Circle Homes Tour – Exploring Portuguese Bend

The Container Home

Cozy Containers

Three 40-foot metal shipping containers (albeit with mahogany floors) plus tons of salvaged materials and lots of sweat equity have created a unique and cozy home for Madeline and Justin McJones and their two children. If you got inspired with container-housing, a company like Baku Container offers konteyner satisi at affordable prices and high quality.

With the help of his father, Justin built the 3,600 sq. ft. home himself in the late 1970s while still an engineering student at Cal Poly San Luis Obispo. Purchasing a burned-out house allowed him to design a compact new space rather than attempt to retrofit a standard ranch to meet landslide area requirements. Three shipping containers placed in a triangle and joined at the corners provide the basic stability needed, although continuing land movement means the house (which weighs about 100 tons, including a 17-ton wood floor on the upper level) must be re-leveled every few years using hydraulic lifts, half railroad ties and scrap wood.

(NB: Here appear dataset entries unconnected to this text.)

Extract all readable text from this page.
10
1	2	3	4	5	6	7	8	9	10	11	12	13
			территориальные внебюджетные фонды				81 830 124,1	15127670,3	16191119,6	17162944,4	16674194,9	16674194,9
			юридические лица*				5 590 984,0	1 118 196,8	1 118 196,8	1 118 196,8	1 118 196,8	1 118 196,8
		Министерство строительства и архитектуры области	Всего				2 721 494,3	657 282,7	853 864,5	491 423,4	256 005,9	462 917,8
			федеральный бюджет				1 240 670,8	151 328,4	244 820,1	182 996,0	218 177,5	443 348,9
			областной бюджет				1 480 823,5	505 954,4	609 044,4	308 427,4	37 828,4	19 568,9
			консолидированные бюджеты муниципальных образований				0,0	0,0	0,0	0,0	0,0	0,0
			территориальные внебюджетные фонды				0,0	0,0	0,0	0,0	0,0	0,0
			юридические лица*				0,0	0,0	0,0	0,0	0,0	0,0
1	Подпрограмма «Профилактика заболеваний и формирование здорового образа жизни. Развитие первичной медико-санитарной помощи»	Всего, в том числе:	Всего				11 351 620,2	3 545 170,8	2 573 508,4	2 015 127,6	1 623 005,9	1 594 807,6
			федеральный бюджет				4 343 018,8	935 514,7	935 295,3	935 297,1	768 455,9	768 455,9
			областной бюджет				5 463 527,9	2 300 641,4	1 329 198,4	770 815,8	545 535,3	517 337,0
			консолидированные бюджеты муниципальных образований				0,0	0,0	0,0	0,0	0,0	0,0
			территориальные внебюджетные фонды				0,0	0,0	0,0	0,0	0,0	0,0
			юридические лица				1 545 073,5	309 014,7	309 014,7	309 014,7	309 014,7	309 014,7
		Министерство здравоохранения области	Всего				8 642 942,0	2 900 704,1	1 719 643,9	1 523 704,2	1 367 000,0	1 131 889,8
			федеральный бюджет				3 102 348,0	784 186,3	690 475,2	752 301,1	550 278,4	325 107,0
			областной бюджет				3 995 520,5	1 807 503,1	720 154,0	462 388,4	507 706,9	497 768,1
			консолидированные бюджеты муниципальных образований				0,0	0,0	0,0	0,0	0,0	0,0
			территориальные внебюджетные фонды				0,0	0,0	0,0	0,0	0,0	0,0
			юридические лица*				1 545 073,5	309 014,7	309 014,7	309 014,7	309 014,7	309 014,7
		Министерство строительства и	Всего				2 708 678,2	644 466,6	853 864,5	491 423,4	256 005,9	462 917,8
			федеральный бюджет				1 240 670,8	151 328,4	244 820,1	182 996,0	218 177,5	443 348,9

A central steel pipe (industrial salvage) hangs from the custom steel roof trusses and supports the lower floor (fir planks salvaged from the old Los Angeles Post Office) without touching the unstable ground. It also is a chimney for a first floor fireplace that can heat the entire house, although more conventional forced-air heat was added when the containers became the children’s bedroom suites. Justin’s senior project was an analysis of the heating capacity of a central pipe system. He got an A.

The Container Home

In addition to the children’s private suites, the lower level features a storage area (the third container) and a large great room with an office and bar area. The custom bar, its back counter and chairs were purchased on eBay.

Upstairs are an open living room, dining room and kitchen, all lit by a large central skylight, plus a master suite and the former nursery, now known as the sick room. It’s a cozy spot with a re-purposed Navy signal light featuring an iris lens that opens to let parents check on the ailing inhabitant from the living area.

The entire house is furnished with family antiques, seascapes and maritime mementos. The family members are all avid sailors.